The magic happens after the initial data import. The State Decoded takes that raw legal text and uses it to populate a complete, fully functional website for end-users to search and browse those laws. By packaging the Solr search engine and employing some basic textual analysis, every law is cross-referenced with other laws that cite it and laws that are textually similar. If there exists a repository of legal decisions for the jurisdiction in question, that can be incorporated, too, displaying a list of the court cases that cite each section. Definitions are detected, loaded into a dictionary, and make the laws self-documenting. End users can post comments to each law. Bulk downloads are created, letting people get a copy of the entire legal code, its structural elements, or the automatically assembled dictionary.
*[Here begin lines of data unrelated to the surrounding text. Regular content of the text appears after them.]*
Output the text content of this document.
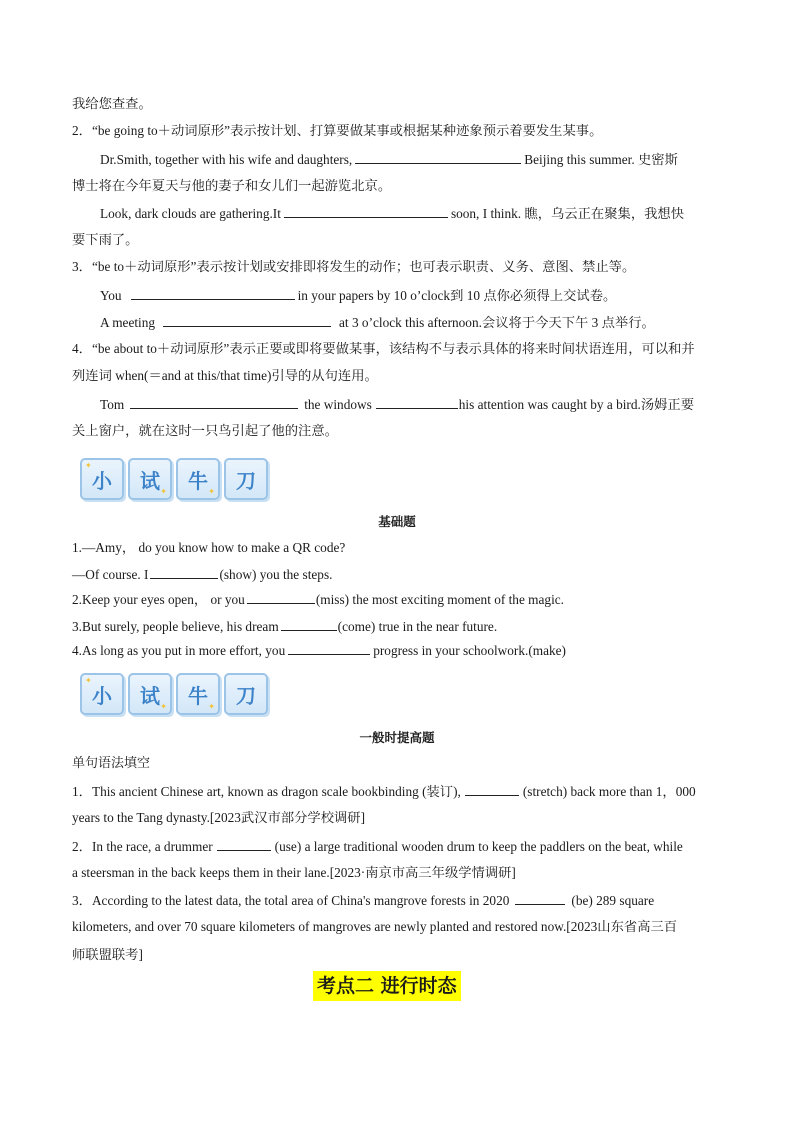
我给您查查。
2．“be going to＋动词原形”表示按计划、打算要做某事或根据某种迹象预示着要发生某事。
Dr.Smith, together with his wife and daughters,	Beijing this summer. 史密斯
博士将在今年夏天与他的妻子和女儿们一起游览北京。
Look, dark clouds are gathering.It	soon, I think. 瞧，乌云正在聚集，我想快
要下雨了。
3．“be to＋动词原形”表示按计划或安排即将发生的动作；也可表示职责、义务、意图、禁止等。
You	in your papers by 10 o’clock到 10 点你必须得上交试卷。
A meeting	at 3 o’clock this afternoon.会议将于今天下午 3 点举行。
4．“be about to＋动词原形”表示正要或即将要做某事，该结构不与表示具体的将来时间状语连用，可以和并
列连词 when(＝and at this/that time)引导的从句连用。
Tom	the windows	his attention was caught by a bird.汤姆正要
关上窗户，就在这时一只鸟引起了他的注意。
✦
小 试 ✦ 牛 ✦ 刀
基础题
1.—Amy， do you know how to make a QR code?
—Of course. I	(show) you the steps.
2.Keep your eyes open， or you	(miss) the most exciting moment of the magic.
3.But surely, people believe, his dream	(come) true in the near future.
4.As long as you put in more effort, you	progress in your schoolwork.(make)
✦
小 试 ✦ 牛 ✦ 刀
一般时提高题
单句语法填空
1．This ancient Chinese art, known as dragon scale bookbinding (装订),	(stretch) back more than 1，000
years to the Tang dynasty.[2023武汉市部分学校调研]
2．In the race, a drummer	(use) a large traditional wooden drum to keep the paddlers on the beat, while
a steersman in the back keeps them in their lane.[2023·南京市高三年级学情调研]
3．According to the latest data, the total area of China's mangrove forests in 2020	(be) 289 square
kilometers, and over 70 square kilometers of mangroves are newly planted and restored now.[2023山东省高三百
师联盟联考]
考点二 进行时态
And there’s a REST-ful, JSON-based API, ready to be used by third parties. All of this is done automatically, quickly, and seamlessly. The time elapsed varies, depending on server power and the length of the legal code, but it generally takes about twenty minutes from start to finish.
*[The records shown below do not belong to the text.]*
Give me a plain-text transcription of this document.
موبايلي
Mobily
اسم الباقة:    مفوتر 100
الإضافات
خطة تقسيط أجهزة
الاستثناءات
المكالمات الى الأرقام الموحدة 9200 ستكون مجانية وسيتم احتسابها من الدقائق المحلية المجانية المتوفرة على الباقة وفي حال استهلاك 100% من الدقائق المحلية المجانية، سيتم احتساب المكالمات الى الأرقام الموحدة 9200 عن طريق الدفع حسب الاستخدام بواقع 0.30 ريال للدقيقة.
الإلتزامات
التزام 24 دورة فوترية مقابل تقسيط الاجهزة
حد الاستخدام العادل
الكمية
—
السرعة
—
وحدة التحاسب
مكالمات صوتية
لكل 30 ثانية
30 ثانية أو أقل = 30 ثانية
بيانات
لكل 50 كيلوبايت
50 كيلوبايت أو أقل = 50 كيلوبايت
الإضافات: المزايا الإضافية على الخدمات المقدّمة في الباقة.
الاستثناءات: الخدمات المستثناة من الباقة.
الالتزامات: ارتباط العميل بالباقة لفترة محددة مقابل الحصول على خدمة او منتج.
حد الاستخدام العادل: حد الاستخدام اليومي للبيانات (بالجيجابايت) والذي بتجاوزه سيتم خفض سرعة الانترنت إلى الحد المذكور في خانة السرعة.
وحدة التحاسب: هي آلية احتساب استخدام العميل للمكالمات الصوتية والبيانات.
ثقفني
The State Decoded is a free program, released under the GNU Public License. Anybody can use it to make legal codes more accessible online. There are no strings attached.

It has already been deployed in two states, Virginia and Florida, despite not actually being a finished project yet.

State Variations
The striking variations in the structures of legal codes within the U.S. required the establishment of an appropriately flexible system to store and render those codes. Some legal codes are broad and shallow (e.g., Louisiana, Oklahoma), while others are narrow and deep (e.g., Connecticut, Delaware). Some list their sections by natural sort order, some in decimal, a few arbitrarily switch between the two. Many have quirks that will require further work to accommodate.
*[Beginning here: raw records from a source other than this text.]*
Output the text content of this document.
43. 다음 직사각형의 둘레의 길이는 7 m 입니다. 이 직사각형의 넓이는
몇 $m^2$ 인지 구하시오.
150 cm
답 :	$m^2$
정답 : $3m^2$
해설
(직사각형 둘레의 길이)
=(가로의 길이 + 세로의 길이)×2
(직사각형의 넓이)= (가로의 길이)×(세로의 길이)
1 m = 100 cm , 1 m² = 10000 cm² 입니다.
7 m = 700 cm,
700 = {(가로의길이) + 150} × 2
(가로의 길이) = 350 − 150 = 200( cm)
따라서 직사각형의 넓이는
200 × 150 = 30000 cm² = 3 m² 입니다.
For example, California does not provide a catch line for their laws, but just a section number. One must read through a law to know what it actually does, rather than being able to glance at the title and get the general idea. Because this is a wildly impractical approach for a state code, the private sector has picked up the slack – Westlaw and LexisNexis each write their own titles for those laws, neatly solving the problem for those with the financial resources to pay for those companies’ offerings. To handle a problem like this, The State Decoded either needs to be able to display legal codes that lack section titles, or pointedly not support this inferior approach, and instead support the incorporation of third-party sources of title. In California, this might mean mining the section titles used internally by the California Law Revision Commission, and populating the section titles with those. (And then providing a bulk download of that data, allowing it to become a common standard for California’s section titles.)

Many state codes have oddities like this. The State Decoded combines flexibility with open source code to make it possible to deal with these quirks on a case-by-case basis. The alternative approach is too convoluted and quixotic to consider.

Regulations
There is strong interest in seeing this software adapted to handle regulations, especially from cash-strapped state governments looking to modernize their regulatory delivery process. Although this process is still in an early stage, it looks like rather few modifications will be required to support the storage and display of regulations within The State Decoded.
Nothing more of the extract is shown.